The right clothing can make the difference between having a nice day in the bush and a day of discomfort. Bushwalking clothing has to take account of a number of factors, including:
- Comfort in hot, cold, wet and windy weather
- Strength to resist wear and tear
- Pockets to contain frequently used items
- Protection of your skin from bushes and sun
- Comfortable enough to wear for extended periods
It is best to layer clothing so that you can add or remove layers if the weather conditions change. Always pack additional layers in winter or when bushwalking in mountainous regions.
Clothing is made from natural fibres or synthetic. Each has its own advantages and disadvantages in the bush. Natural fibres tend to be more comfortable to wear, and are often thicker than synthetics. They are however, very slow to dry if they get wet, and can often chafe.
Synthetic clothing is usually lighter and stronger, and dries more quickly.
Clothing should generally be lightweight and loose-fitting for most conditions in NSW, to assist with keeping cool.
Denim jeans are particularly troublesome as they tend to restrict leg movement, more so if they get wet.
A waterproof and windproof jacket is essential. Depending on the weather you may also pack waterproof trousers. Cheap nylon jackets are unsuitable as they do not breathe. High quality waterproof jackets can be constructed of either a membrane or a coated fabric, and have sealed seams to prevent water leakage.
Gore-Tex fabric is a popular choice, but there are numerous other technical fabrics on the market which wick moisture away from the skin. Gore-Tex is a waterproof, breathable membrane which is bonded to an outer layer of fabric (two-layer clothing) and can also be bonded with an inner lining (three-layer fabric), which helps prevent abrasion of the membrane. Alternatively, some technical fabrics are coated with a water repellent, but this will wear off over time and the jacket must be re-sprayed when it becomes less effective at keeping out the rain.
You will also need a woolen jumper or synthetic fleece zipped jacket. Fleece is manufactured from polyethylene terephthalate (PET), and comes in various weights suitable for different weather conditions. 100 is best for base layers, 200 is suitable for cold conditions in temperate climates, and 300 is worn in extreme cold or alpine regions in winter. Fleece is breathable, light-weight, machine washable and quick-drying.
Factors to consider include how susceptible you are to sunburn, how fragile your skin is, whether you can afford to go to work with scratches and scars on your legs, what the weather is like, and so on.
In all cases, you must decide what is right for you.

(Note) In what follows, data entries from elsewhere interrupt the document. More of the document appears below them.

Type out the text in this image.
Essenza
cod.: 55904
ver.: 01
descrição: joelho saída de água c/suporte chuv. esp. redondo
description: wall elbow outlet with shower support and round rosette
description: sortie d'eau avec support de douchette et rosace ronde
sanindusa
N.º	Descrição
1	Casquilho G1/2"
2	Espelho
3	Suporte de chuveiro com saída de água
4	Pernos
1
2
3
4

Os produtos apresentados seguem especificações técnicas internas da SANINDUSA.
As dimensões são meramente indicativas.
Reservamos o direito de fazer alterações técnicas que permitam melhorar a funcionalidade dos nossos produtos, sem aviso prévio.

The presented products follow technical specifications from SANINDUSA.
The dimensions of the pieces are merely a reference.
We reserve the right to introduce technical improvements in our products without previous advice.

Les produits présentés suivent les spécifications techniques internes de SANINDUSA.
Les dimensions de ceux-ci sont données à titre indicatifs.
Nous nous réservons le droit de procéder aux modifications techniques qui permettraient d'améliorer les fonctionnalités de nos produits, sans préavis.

If sun or skin damage is a concern, long trousers and long-sleeved shirts are probably advisable. If the track is clear or shaded, shorts and T-shirt can be more comfortable.
In warm weather, make sure clothing is light and cool to prevent overheating, but make sure to take something warm in case the weather changes.

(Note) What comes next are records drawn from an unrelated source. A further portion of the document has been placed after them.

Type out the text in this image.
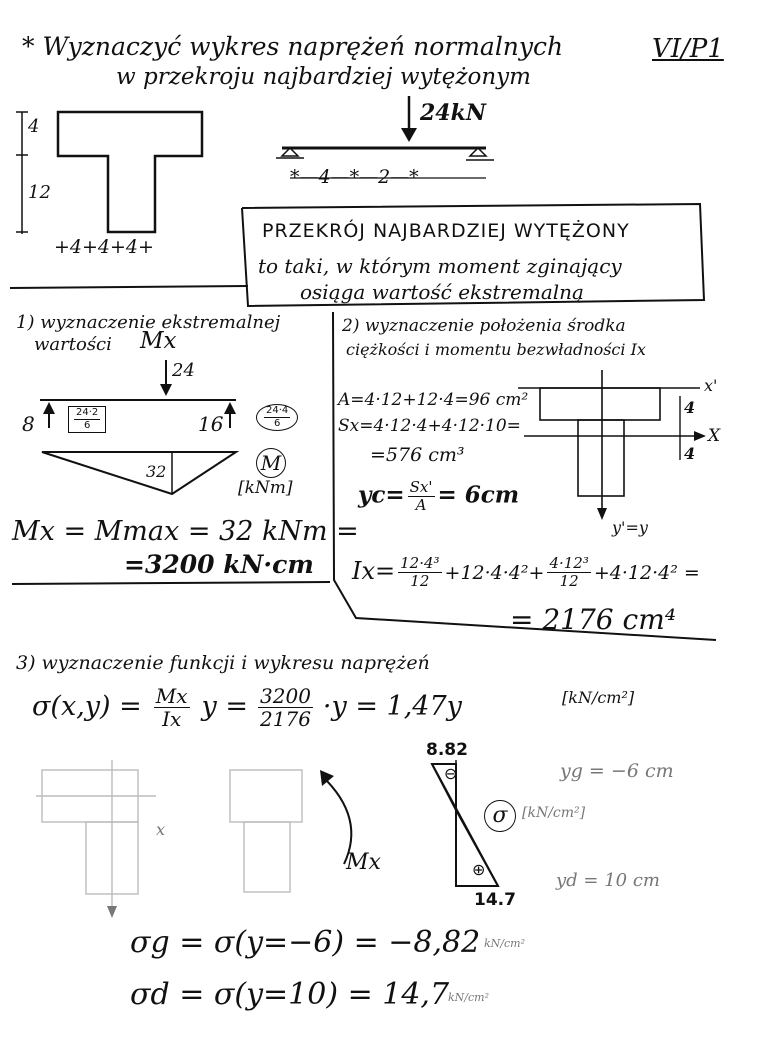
VI/P1
* Wyznaczyć wykres naprężeń normalnych
w przekroju najbardziej wytężonym
4
12
+4+4+4+
24kN
*—4—*—2—*
PRZEKRÓJ NAJBARDZIEJ WYTĘŻONY
to taki, w którym moment zginający
osiąga wartość ekstremalną
1) wyznaczenie ekstremalnej
wartości Mx
24
8	$\frac{24\cdot 2}{6}$	16	$\frac{24\cdot 4}{6}$
32	M
[kNm]
Mx = Mmax = 32 kNm =
=3200 kN·cm
2) wyznaczenie położenia środka
ciężkości i momentu bezwładności Ix
A=4·12+12·4=96 cm²
Sx=4·12·4+4·12·10=
=576 cm³
$yc= \frac{Sx'}{A} = 6cm$
x'
X
4
4
y'=y
$Ix= \frac{\text{12·4³}}{12} +12\cdot 4\cdot 4^2+ \frac{\text{4·12³}}{12} +4\cdot 12\cdot 4^2$ =
= 2176 cm⁴
3) wyznaczenie funkcji i wykresu naprężeń
$\sigma(x,y) = \frac{Mx}{Ix}$ $y = \frac{3200}{2176} \cdot y = 1,47y$	[kN/cm²]
x
Mx
8.82
⊖
⊕
14.7
σ	[kN/cm²]
yg = −6 cm
yd = 10 cm
σg = σ(y=−6) = −8,82 kN/cm²
σd = σ(y=10) = 14,7
kN/cm²
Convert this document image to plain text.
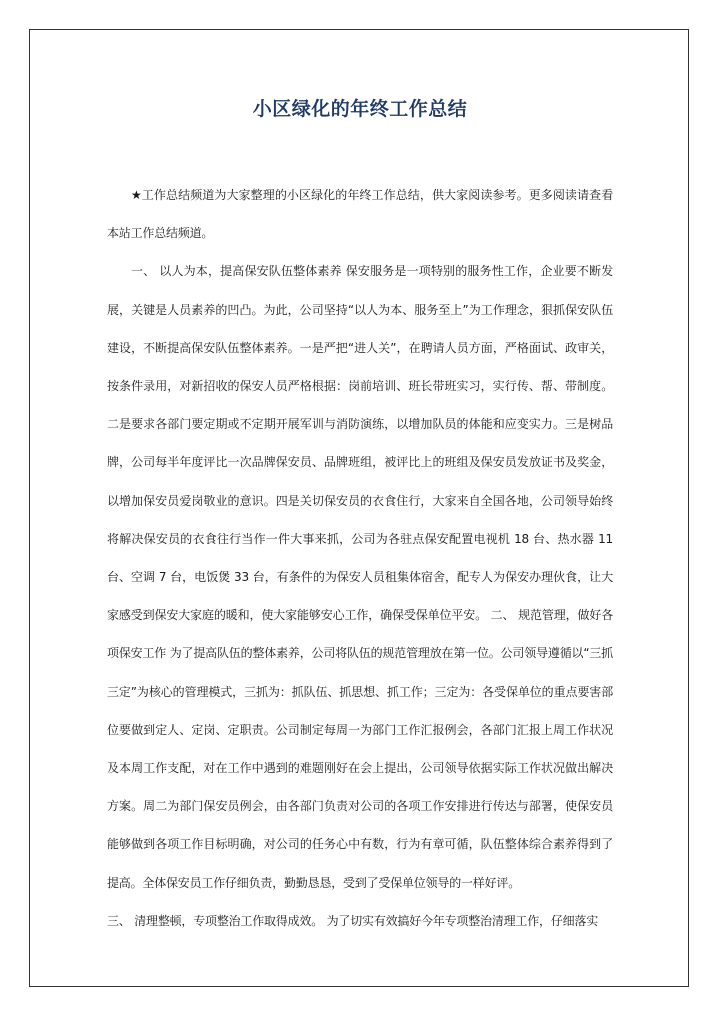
小区绿化的年终工作总结

★工作总结频道为大家整理的小区绿化的年终工作总结，供大家阅读参考。更多阅读请查看本站工作总结频道。

一、 以人为本，提高保安队伍整体素养 保安服务是一项特别的服务性工作，企业要不断发展，关键是人员素养的凹凸。为此，公司坚持“以人为本、服务至上”为工作理念，狠抓保安队伍建设，不断提高保安队伍整体素养。一是严把“进人关”，在聘请人员方面，严格面试、政审关，按条件录用，对新招收的保安人员严格根据：岗前培训、班长带班实习，实行传、帮、带制度。二是要求各部门要定期或不定期开展军训与消防演练，以增加队员的体能和应变实力。三是树品牌，公司每半年度评比一次品牌保安员、品牌班组，被评比上的班组及保安员发放证书及奖金，以增加保安员爱岗敬业的意识。四是关切保安员的衣食住行，大家来自全国各地，公司领导始终将解决保安员的衣食往行当作一件大事来抓，公司为各驻点保安配置电视机 18 台、热水器 11 台、空调 7 台，电饭煲 33 台，有条件的为保安人员租集体宿舍，配专人为保安办理伙食，让大家感受到保安大家庭的暖和，使大家能够安心工作，确保受保单位平安。 二、 规范管理，做好各项保安工作 为了提高队伍的整体素养，公司将队伍的规范管理放在第一位。公司领导遵循以“三抓三定”为核心的管理模式，三抓为：抓队伍、抓思想、抓工作；三定为：各受保单位的重点要害部位要做到定人、定岗、定职责。公司制定每周一为部门工作汇报例会，各部门汇报上周工作状况及本周工作支配，对在工作中遇到的难题刚好在会上提出，公司领导依据实际工作状况做出解决方案。周二为部门保安员例会，由各部门负责对公司的各项工作安排进行传达与部署，使保安员能够做到各项工作目标明确，对公司的任务心中有数，行为有章可循，队伍整体综合素养得到了提高。全体保安员工作仔细负责，勤勤恳恳，受到了受保单位领导的一样好评。

三、 清理整顿，专项整治工作取得成效。 为了切实有效搞好今年专项整治清理工作，仔细落实
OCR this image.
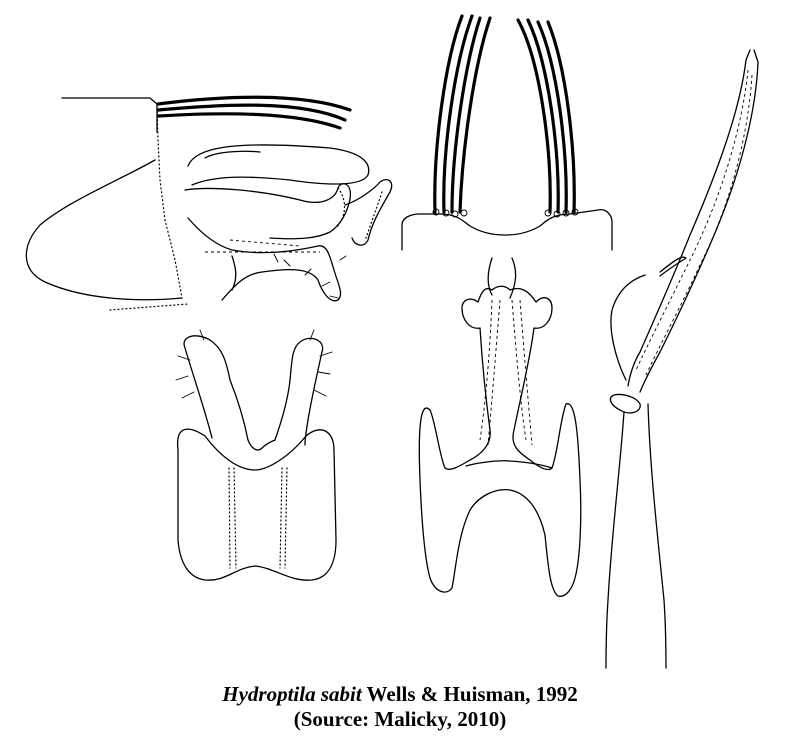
Hydroptila sabit Wells & Huisman, 1992
(Source: Malicky, 2010)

In cool or windy weather, wear warmer clothing. A light windproof jacket can keep you warm when it is windy.
Bear in mind that there are sticks, rocks, logs, etc in the bush, and your clothing is likely to get torn or damaged. It will certainly get dirty. Do not wear expensive or fashion clothing in the bush.
It can be useful to take a change of clothing to leave in the car, in case you get wet on a trip. Sometimes, it is just nice to get out of the old, dirty clothes into something fresh for the journey home.
In most cases you can wear your normal underwear. However, on hot days you might find you develop chafing, and it may be worth looking at other styles of underwear more suited to active pursuits, particularly if it is a multi-day trip.
In really cold weather, thermal underwear can help to preserve warmth.
Most bushwalkers wear hats to protect them from the sun. Styles of hats are many and varied, ranging from baseball caps to floppy cloth hats to broad brim hats. Each has their place.
In cold conditions, it may be necessary to wear something warm on your head. This could be a beanie, balaclava or scarf.
Again in cold conditions, it may be necessary to wear gloves or mittens to protect the hands from the cold. Gloves can be found in almost any fabric you can imagine, from silk to cotton to wool to fleece and more exotic combinations. Wear waterproof gloves in wet conditions, or pack a spare pair.
Gardening gloves can also be useful in un-tracked bush to protect your hands.